While I agree with your definition of PCs, consoles, phones and MP3 players, I'm curious how you'll define gaming PCs. They way I would is: a device with a PC architecture (x86/x86_64 set, etc.) designed primarily to run games.Acid_Snake wrote:look bro, PC means Personal Computer, and in computing it's defined as a generic, general-purpose device that can be anything the developer and user decides to use it for. A console is NOT a general-purpose device, it's top most priority is playing games, while everything else is secondary and some developers don't add anything to it, or don't allow for other functionality than the one it was built for. Same goes for phones, their main objective is for people to communicate (even if they can do more than that, the rest is just added bonus), and MP3 player's main objective is to play music. Tablets are indeed more like PCs, they have general-purpose and generic functionality in mind.
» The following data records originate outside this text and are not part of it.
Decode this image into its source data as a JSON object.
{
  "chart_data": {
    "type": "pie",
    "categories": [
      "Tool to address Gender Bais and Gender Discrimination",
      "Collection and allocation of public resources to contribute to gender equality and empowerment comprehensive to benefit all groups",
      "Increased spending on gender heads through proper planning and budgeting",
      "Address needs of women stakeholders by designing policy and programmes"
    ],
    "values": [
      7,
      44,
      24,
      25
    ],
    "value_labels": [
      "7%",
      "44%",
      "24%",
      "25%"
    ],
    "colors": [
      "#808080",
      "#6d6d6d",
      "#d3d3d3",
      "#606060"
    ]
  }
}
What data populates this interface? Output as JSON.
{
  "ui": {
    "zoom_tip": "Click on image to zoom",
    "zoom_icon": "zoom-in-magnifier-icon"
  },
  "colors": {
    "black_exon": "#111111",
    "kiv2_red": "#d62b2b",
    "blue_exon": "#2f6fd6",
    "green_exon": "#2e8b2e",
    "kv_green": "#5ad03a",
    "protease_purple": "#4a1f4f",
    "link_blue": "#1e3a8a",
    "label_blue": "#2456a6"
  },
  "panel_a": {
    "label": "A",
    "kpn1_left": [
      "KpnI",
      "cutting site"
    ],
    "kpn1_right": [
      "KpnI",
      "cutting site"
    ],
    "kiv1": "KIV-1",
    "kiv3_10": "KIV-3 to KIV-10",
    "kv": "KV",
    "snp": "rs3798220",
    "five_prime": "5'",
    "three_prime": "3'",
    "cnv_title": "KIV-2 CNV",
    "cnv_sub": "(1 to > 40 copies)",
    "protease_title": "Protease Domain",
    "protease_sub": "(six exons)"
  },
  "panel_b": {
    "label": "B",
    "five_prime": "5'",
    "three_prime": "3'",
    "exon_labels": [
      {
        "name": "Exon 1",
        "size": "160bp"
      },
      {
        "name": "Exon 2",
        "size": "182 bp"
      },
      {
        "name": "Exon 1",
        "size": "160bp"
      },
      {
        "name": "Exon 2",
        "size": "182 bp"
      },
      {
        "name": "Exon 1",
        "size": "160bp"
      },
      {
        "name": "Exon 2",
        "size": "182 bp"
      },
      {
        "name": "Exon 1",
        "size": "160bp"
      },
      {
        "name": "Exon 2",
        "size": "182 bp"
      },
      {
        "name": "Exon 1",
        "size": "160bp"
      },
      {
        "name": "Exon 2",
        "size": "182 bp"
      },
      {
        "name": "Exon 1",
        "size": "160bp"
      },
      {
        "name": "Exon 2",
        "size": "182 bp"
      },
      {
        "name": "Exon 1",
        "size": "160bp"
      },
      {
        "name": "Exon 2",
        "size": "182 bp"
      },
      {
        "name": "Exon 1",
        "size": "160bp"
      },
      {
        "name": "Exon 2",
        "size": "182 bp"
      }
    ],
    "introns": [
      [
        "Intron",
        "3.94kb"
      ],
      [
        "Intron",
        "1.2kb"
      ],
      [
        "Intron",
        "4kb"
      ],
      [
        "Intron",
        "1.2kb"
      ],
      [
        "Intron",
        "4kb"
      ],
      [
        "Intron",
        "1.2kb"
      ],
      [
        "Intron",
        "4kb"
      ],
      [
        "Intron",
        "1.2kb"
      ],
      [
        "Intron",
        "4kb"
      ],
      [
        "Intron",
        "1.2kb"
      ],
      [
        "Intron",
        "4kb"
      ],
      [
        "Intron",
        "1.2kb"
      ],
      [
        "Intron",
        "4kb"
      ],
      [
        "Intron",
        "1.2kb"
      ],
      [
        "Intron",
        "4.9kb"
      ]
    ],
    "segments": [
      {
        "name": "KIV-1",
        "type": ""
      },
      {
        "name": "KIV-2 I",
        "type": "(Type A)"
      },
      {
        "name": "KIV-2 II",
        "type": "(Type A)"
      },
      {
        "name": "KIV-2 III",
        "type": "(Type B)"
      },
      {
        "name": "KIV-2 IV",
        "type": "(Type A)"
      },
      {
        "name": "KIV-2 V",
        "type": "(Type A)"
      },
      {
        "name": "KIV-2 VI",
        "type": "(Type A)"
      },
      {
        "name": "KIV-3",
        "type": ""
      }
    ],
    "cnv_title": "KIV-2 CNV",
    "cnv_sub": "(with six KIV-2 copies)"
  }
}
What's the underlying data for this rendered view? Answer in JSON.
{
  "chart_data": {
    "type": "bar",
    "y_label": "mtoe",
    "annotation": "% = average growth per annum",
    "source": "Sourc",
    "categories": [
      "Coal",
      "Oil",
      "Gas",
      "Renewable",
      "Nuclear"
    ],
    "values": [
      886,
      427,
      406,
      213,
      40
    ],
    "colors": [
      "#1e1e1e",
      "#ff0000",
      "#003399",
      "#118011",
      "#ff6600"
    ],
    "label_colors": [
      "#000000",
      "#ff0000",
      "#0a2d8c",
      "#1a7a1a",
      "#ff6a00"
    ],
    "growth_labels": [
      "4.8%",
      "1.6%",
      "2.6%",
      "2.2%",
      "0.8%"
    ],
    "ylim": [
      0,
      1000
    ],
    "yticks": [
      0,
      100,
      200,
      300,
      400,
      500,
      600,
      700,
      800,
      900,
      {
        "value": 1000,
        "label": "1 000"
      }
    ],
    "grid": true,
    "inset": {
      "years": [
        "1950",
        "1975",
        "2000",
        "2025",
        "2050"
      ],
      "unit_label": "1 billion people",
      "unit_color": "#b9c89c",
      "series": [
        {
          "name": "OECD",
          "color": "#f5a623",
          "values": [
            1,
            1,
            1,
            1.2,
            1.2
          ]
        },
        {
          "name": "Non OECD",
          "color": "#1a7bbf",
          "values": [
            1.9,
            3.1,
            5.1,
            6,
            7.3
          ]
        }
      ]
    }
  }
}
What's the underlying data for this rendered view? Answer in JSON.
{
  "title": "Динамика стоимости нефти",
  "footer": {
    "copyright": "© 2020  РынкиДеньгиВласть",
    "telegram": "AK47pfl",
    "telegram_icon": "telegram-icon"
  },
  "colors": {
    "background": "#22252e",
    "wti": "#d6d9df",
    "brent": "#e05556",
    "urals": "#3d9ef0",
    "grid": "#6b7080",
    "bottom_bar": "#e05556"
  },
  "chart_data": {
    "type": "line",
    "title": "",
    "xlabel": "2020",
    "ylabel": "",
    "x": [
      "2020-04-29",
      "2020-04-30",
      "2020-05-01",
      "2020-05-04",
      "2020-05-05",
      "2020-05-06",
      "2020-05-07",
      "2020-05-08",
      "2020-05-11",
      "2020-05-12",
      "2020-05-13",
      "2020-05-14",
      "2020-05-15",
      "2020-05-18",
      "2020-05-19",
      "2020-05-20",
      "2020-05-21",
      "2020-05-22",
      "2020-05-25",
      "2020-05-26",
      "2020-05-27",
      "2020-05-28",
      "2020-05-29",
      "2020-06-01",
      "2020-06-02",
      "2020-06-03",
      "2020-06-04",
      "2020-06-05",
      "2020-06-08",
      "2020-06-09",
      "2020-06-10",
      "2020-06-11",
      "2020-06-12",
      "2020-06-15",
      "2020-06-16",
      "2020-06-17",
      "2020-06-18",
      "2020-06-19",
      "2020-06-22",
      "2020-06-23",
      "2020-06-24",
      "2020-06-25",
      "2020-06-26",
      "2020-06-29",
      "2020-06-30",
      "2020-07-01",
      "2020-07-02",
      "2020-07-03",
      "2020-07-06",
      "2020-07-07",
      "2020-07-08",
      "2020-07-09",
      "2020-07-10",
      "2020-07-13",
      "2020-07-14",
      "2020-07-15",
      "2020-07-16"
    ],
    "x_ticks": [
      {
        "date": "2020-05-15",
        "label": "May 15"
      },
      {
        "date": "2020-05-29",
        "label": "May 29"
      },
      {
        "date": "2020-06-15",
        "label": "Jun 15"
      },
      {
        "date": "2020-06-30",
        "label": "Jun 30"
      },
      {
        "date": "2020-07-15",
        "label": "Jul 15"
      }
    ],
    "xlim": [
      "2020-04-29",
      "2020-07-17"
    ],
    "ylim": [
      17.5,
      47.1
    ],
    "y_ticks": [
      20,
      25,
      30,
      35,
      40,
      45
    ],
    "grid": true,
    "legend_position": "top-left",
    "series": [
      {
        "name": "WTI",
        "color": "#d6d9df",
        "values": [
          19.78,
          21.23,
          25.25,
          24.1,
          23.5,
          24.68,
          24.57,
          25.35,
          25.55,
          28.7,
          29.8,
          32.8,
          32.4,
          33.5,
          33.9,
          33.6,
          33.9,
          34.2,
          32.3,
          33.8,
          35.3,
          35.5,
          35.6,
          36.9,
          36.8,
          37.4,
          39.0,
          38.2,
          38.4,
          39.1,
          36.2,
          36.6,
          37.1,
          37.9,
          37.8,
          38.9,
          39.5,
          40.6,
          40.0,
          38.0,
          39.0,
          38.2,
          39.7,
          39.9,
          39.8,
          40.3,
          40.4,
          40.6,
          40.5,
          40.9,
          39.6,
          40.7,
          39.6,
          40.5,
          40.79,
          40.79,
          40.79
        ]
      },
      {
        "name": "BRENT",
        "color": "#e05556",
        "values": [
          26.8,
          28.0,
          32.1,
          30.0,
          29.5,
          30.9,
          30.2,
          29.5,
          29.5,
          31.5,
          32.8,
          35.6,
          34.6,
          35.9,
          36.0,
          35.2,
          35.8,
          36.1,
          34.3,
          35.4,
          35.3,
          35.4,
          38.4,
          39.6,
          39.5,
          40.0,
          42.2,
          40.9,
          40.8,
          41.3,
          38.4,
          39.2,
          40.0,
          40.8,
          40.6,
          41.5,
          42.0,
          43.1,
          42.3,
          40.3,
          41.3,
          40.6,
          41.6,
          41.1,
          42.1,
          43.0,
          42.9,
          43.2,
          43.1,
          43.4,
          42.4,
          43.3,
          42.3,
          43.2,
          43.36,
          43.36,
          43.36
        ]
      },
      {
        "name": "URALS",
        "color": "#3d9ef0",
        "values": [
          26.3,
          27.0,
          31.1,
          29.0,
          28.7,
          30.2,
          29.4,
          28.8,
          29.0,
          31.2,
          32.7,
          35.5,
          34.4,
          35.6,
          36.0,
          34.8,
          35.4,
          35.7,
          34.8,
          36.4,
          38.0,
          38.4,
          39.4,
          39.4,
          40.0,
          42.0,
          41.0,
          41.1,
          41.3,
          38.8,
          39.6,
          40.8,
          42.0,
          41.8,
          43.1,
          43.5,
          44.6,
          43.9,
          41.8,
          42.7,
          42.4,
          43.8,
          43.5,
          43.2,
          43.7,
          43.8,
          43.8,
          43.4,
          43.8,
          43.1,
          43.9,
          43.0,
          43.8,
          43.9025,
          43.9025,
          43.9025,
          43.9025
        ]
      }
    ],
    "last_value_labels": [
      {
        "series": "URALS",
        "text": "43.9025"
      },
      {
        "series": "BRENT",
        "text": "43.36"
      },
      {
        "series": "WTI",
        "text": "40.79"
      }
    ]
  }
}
As for your definition of consoles, I believe they're officially called "multimedia entertainment centers" or something along those lines. In that sense, their primary purpose should be entertainment in general, not gaming. Oh, and Sony sold the PS2 and PS3 in the EU as general-purpose computers, not sure if they still do.
To add to the confusion, some things like tablets have no to a very vague legal definition, so they're assumed what the manufacturer calls them regardless of what they're designed to do, or what they can do.
Semantic nonsense, is it not fun?Acid_Snake wrote:I understand your point, but it's flawed due to your general lack of computer knowledge, computer history, von-newman and other important stuff a person should know before talking about computers at all.